La procedura di selezione ha dovuto inoltre subire il ricorso da parte di uno dei candidati, che ha denunciato l’incompatibilità di un commissario di valutazione, in quanto rappresentante sindacale. In proposito è opportuno citare letteratura, norme, sentenze che nel tempo hanno consolidato l’interpretazione delle disposizioni vigenti.
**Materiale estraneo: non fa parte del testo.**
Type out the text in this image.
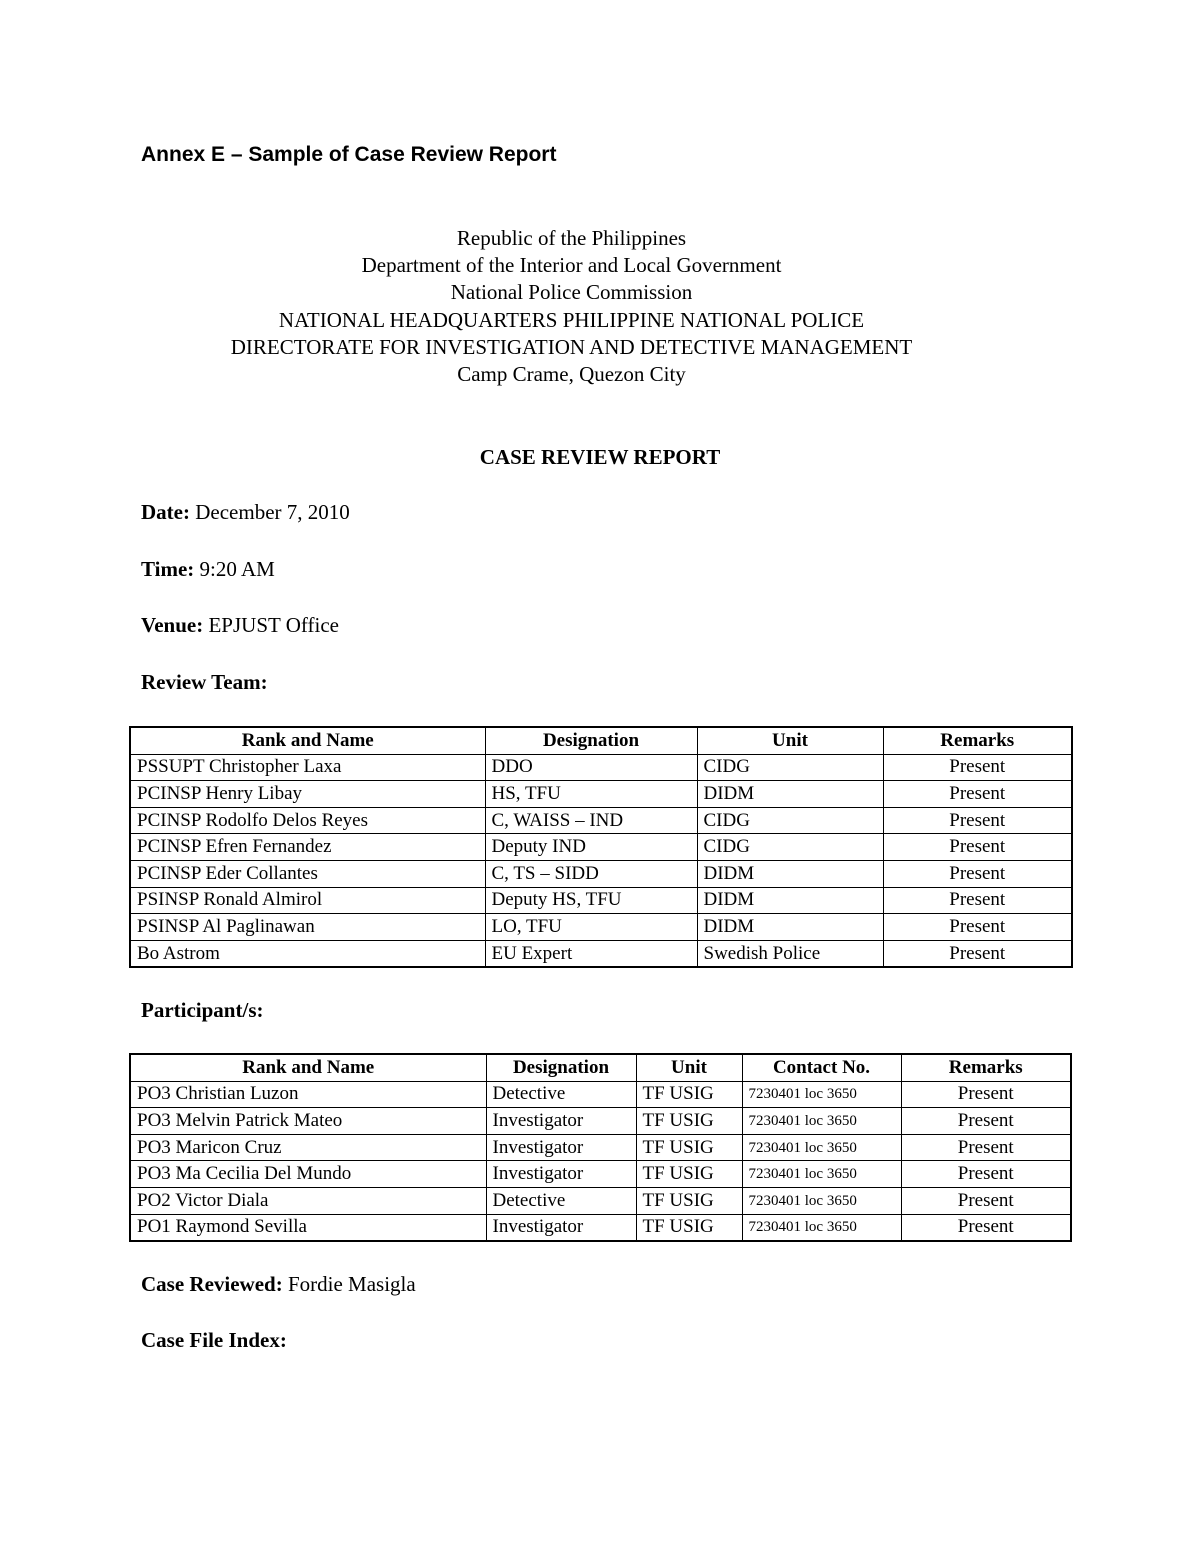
Annex E – Sample of Case Review Report
Republic of the Philippines
Department of the Interior and Local Government
National Police Commission
NATIONAL HEADQUARTERS PHILIPPINE NATIONAL POLICE
DIRECTORATE FOR INVESTIGATION AND DETECTIVE MANAGEMENT
Camp Crame, Quezon City
CASE REVIEW REPORT

Date: December 7, 2010

Time: 9:20 AM

Venue: EPJUST Office

Review Team:

Rank and Name	Designation	Unit	Remarks
PSSUPT Christopher Laxa	DDO	CIDG	Present
PCINSP Henry Libay	HS, TFU	DIDM	Present
PCINSP Rodolfo Delos Reyes	C, WAISS – IND	CIDG	Present
PCINSP Efren Fernandez	Deputy IND	CIDG	Present
PCINSP Eder Collantes	C, TS – SIDD	DIDM	Present
PSINSP Ronald Almirol	Deputy HS, TFU	DIDM	Present
PSINSP Al Paglinawan	LO, TFU	DIDM	Present
Bo Astrom	EU Expert	Swedish Police	Present

Participant/s:

Rank and Name	Designation	Unit	Contact No.	Remarks
PO3 Christian Luzon	Detective	TF USIG	7230401 loc 3650	Present
PO3 Melvin Patrick Mateo	Investigator	TF USIG	7230401 loc 3650	Present
PO3 Maricon Cruz	Investigator	TF USIG	7230401 loc 3650	Present
PO3 Ma Cecilia Del Mundo	Investigator	TF USIG	7230401 loc 3650	Present
PO2 Victor Diala	Detective	TF USIG	7230401 loc 3650	Present
PO1 Raymond Sevilla	Investigator	TF USIG	7230401 loc 3650	Present

Case Reviewed: Fordie Masigla

Case File Index:
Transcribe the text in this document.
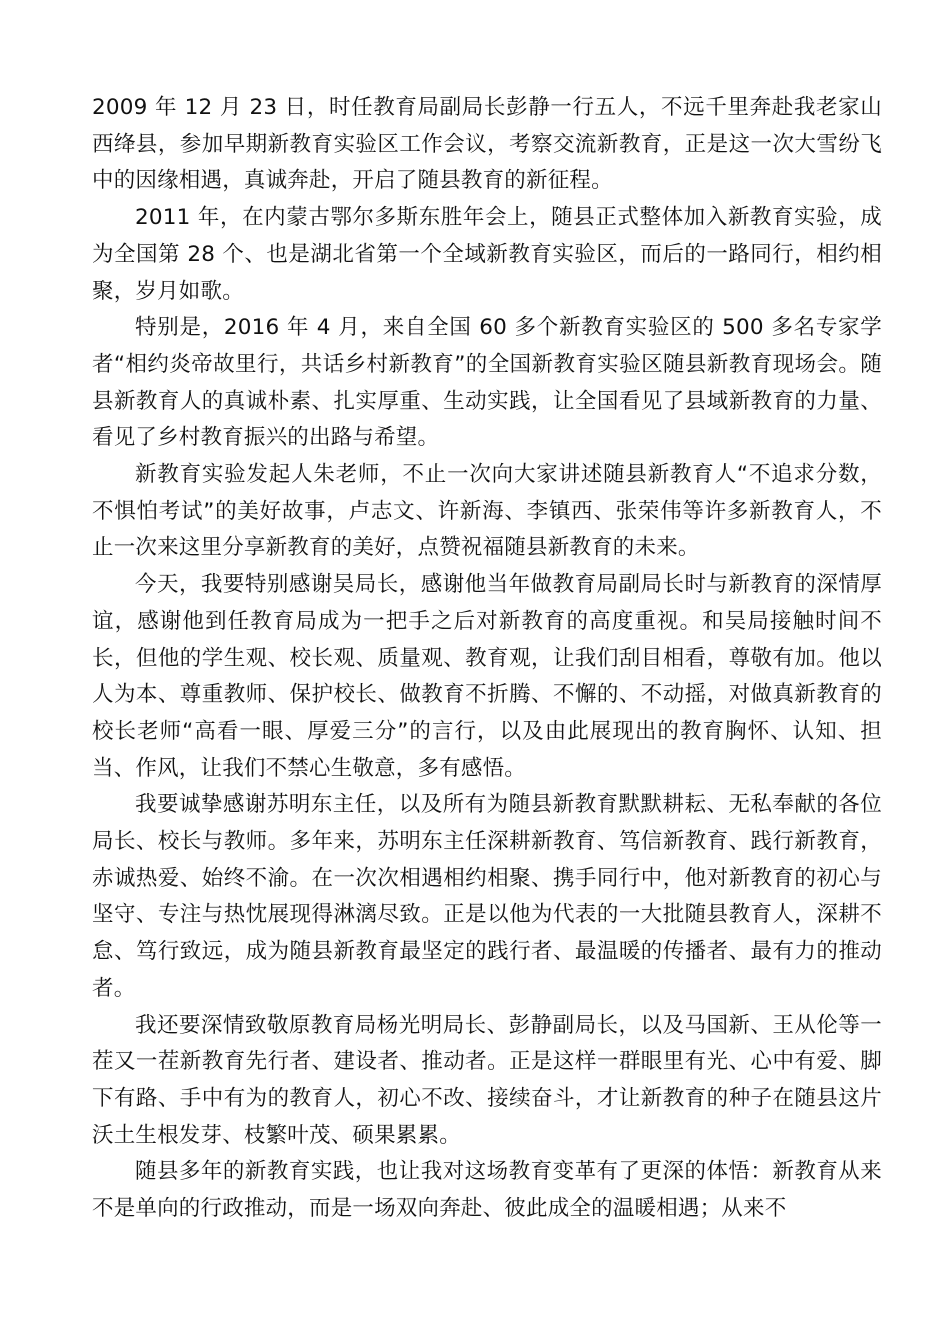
2009 年 12 月 23 日，时任教育局副局长彭静一行五人，不远千里奔赴我老家山西绛县，参加早期新教育实验区工作会议，考察交流新教育，正是这一次大雪纷飞中的因缘相遇，真诚奔赴，开启了随县教育的新征程。

2011 年，在内蒙古鄂尔多斯东胜年会上，随县正式整体加入新教育实验，成为全国第 28 个、也是湖北省第一个全域新教育实验区，而后的一路同行，相约相聚，岁月如歌。

特别是，2016 年 4 月，来自全国 60 多个新教育实验区的 500 多名专家学者“相约炎帝故里行，共话乡村新教育”的全国新教育实验区随县新教育现场会。随县新教育人的真诚朴素、扎实厚重、生动实践，让全国看见了县域新教育的力量、看见了乡村教育振兴的出路与希望。

新教育实验发起人朱老师，不止一次向大家讲述随县新教育人“不追求分数，不惧怕考试”的美好故事，卢志文、许新海、李镇西、张荣伟等许多新教育人，不止一次来这里分享新教育的美好，点赞祝福随县新教育的未来。

今天，我要特别感谢吴局长，感谢他当年做教育局副局长时与新教育的深情厚谊，感谢他到任教育局成为一把手之后对新教育的高度重视。和吴局接触时间不长，但他的学生观、校长观、质量观、教育观，让我们刮目相看，尊敬有加。他以人为本、尊重教师、保护校长、做教育不折腾、不懈的、不动摇，对做真新教育的校长老师“高看一眼、厚爱三分”的言行，以及由此展现出的教育胸怀、认知、担当、作风，让我们不禁心生敬意，多有感悟。

我要诚挚感谢苏明东主任，以及所有为随县新教育默默耕耘、无私奉献的各位局长、校长与教师。多年来，苏明东主任深耕新教育、笃信新教育、践行新教育，赤诚热爱、始终不渝。在一次次相遇相约相聚、携手同行中，他对新教育的初心与坚守、专注与热忱展现得淋漓尽致。正是以他为代表的一大批随县教育人，深耕不怠、笃行致远，成为随县新教育最坚定的践行者、最温暖的传播者、最有力的推动者。

我还要深情致敬原教育局杨光明局长、彭静副局长，以及马国新、王从伦等一茬又一茬新教育先行者、建设者、推动者。正是这样一群眼里有光、心中有爱、脚下有路、手中有为的教育人，初心不改、接续奋斗，才让新教育的种子在随县这片沃土生根发芽、枝繁叶茂、硕果累累。

随县多年的新教育实践，也让我对这场教育变革有了更深的体悟：新教育从来不是单向的行政推动，而是一场双向奔赴、彼此成全的温暖相遇；从来不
Citiamo, quindi.

La previsione di cui all'art. 35, comma 3, D. Lgs. n. 165/2001, che, in tema di reclutamento del personale delle pubbliche amministrazioni, nell'individuare una serie di principi cui le relative procedure devono conformarsi, ribadisce quello secondo cui la composizione delle commissioni deve essere effettuata "esclusivamente con esperti di provata competenza nelle materie di concorso, scelti tra funzionari delle amministrazioni, docenti ed estranei alle medesime, che non siano componenti dell'organo di direzione politica dell'amministrazione, che non ricoprano cariche politiche e che non siano rappresentanti sindacali o designati dalle confederazioni ed organizzazioni sindacali o dalle associazioni professionali" (lett. e).

In merito occorre rammentare che il Consiglio di Stato, con la sentenza n. 3972/2014, resa dalla quinta sezione e richiamata anche nel dictum in disamina - prendendo le mosse dal presupposto che "il principio d'imparzialità previsto dall’art. 97, comma 1, Cost., è destinato a riflettersi anche sulla composizione delle commissioni giudicatrici nei concorsi pubblici, in quanto organi dell'amministrazione destinati a garantire la realizzazione di tale principio nella provvista delle persone cui affidare l'esercizio delle funzioni pubbliche" - ha precisato che il termine "rappresentanti sindacali" "deve essere interpretato nel suo significato letterale di "coloro che ricoprono cariche sindacali", intendendosi con ciò, in sede ermeneutica, "fugare ogni possibilità di sviamento dell'interesse pubblico o di un'imparziale e non trasparente valutazione dei concorrenti", atteso che "la carica sindacale, che è assunta in conseguenza della condivisione di una precisa impostazione sulle politiche lavorative del settore, potrebbe influenzare comunque il giudizio del componente". Pertanto- rilevano i giudici di Palazzo Spada nella menzionata pronuncia -" la normativa vigente non autorizza un'interpretazione restrittiva delle disposizioni, poiché la lettera delle stesse esclude sic et simpliciter ed in astratto i rappresentanti sindacali dalle commissioni di concorso […], al di là di una incidenza tra l'attività esercitabile da colui che ricopre cariche sindacali e l'attività dell'ente che indice il concorso".